Les exploitants des sites comme celui de Saint‑Hervé ou du port du Légué doivent tenir à jour un Plan d’Opération Interne (POI), qui permet d’anticiper une éventuelle fuite toxique ou explosion dans l’installation même.
Dans les Côtes‑d’Armor, cinq établissements Seveso seuil haut et sept seuil bas sont présents, notamment à Ploufragan, Lamballe‑Armor et Saint‑Hervé, ce qui rend la culture du risque industriel particulièrement importante dans ces communes.
Les communes concernées par un PPI en Côtes‑d’Armor affichent les consignes de sécurité adaptées, notamment via les DICRIM et affichage en mairie, pour informer les riverains des gestes à adopter en situation de crise industrielle.
Les sites Seveso produisent ou stockent des substances pouvant être dangereuses pour l’homme et l’environnement. Ils sont soumis à une réglementation très encadrée qui vise à identifier et à prévenir les risques d’accident pour en limiter l’impact.
Les effets toxiques résultent de l’inhalation d’une substance chimique toxique (chlore, ammoniac, phosgène, etc) suite, par exemple, à une fuite sur une installation ou à la combustion de produits dégageant des fumées toxiques. Ils peuvent être à l’origine d’un œdème pulmonaire ou atteindre le système nerveux.

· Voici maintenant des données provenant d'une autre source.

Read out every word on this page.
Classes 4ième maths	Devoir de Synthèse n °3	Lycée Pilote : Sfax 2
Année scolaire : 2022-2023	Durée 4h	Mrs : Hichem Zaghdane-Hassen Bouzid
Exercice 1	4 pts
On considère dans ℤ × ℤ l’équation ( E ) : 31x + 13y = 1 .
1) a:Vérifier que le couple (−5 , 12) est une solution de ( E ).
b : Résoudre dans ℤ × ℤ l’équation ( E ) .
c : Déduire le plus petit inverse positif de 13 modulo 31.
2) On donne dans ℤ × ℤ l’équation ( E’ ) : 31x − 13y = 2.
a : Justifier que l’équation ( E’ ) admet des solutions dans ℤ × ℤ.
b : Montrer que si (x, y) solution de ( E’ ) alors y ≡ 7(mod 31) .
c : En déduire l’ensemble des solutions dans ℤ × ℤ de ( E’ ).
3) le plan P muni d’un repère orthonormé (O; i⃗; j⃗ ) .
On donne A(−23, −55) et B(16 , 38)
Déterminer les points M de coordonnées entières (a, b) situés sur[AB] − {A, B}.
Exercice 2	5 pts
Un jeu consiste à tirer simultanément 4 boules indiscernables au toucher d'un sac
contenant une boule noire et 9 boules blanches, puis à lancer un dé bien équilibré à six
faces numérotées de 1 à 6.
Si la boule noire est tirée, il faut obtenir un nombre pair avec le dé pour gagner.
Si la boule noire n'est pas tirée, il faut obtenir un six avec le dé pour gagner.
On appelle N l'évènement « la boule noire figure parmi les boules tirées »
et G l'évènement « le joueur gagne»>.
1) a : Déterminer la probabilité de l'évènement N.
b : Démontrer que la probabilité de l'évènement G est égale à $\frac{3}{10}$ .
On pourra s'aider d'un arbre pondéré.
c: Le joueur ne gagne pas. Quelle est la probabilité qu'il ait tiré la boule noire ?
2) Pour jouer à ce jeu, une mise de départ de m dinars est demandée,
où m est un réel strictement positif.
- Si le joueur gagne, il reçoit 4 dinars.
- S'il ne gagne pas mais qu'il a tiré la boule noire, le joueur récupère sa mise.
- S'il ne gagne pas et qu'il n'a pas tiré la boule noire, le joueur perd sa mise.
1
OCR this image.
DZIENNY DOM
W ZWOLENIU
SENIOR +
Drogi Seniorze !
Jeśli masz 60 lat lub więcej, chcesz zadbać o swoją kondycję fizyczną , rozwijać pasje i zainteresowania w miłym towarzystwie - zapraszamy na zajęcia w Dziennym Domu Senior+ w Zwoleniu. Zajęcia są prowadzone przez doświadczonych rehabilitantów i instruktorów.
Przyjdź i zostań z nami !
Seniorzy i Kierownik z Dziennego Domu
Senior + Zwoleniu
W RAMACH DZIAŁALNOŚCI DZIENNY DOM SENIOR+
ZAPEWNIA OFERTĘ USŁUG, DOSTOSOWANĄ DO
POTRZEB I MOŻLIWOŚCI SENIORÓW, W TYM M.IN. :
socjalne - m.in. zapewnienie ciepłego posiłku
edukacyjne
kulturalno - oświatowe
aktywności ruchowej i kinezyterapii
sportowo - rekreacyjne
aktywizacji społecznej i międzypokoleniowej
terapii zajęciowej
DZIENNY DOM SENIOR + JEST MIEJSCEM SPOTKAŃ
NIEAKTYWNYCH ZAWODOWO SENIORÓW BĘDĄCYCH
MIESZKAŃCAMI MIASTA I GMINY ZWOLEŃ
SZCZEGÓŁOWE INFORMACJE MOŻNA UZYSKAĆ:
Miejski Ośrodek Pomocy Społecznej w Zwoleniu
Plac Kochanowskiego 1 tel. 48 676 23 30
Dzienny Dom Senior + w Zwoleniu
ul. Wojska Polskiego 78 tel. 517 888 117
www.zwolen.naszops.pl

Le département dispose d’un Dossier Départemental des Risques Majeurs (DDRM) qui recense les sites industriels à risque et diffuse aux mairies comme celles de Saint‑Brieuc ou Lannion les informations nécessaires pour élaborer le DICRIM communal.
Le risque industriel peut se développer dans chaque établissement mettant en jeu des produits ou des procédés dangereux, c'est-à-dire dans les industries chimiques (engrais, produits pharmaceutiques, eau de javel) et les industries pétrochimiques (essences, goudrons, gaz de pétrole liquéfie).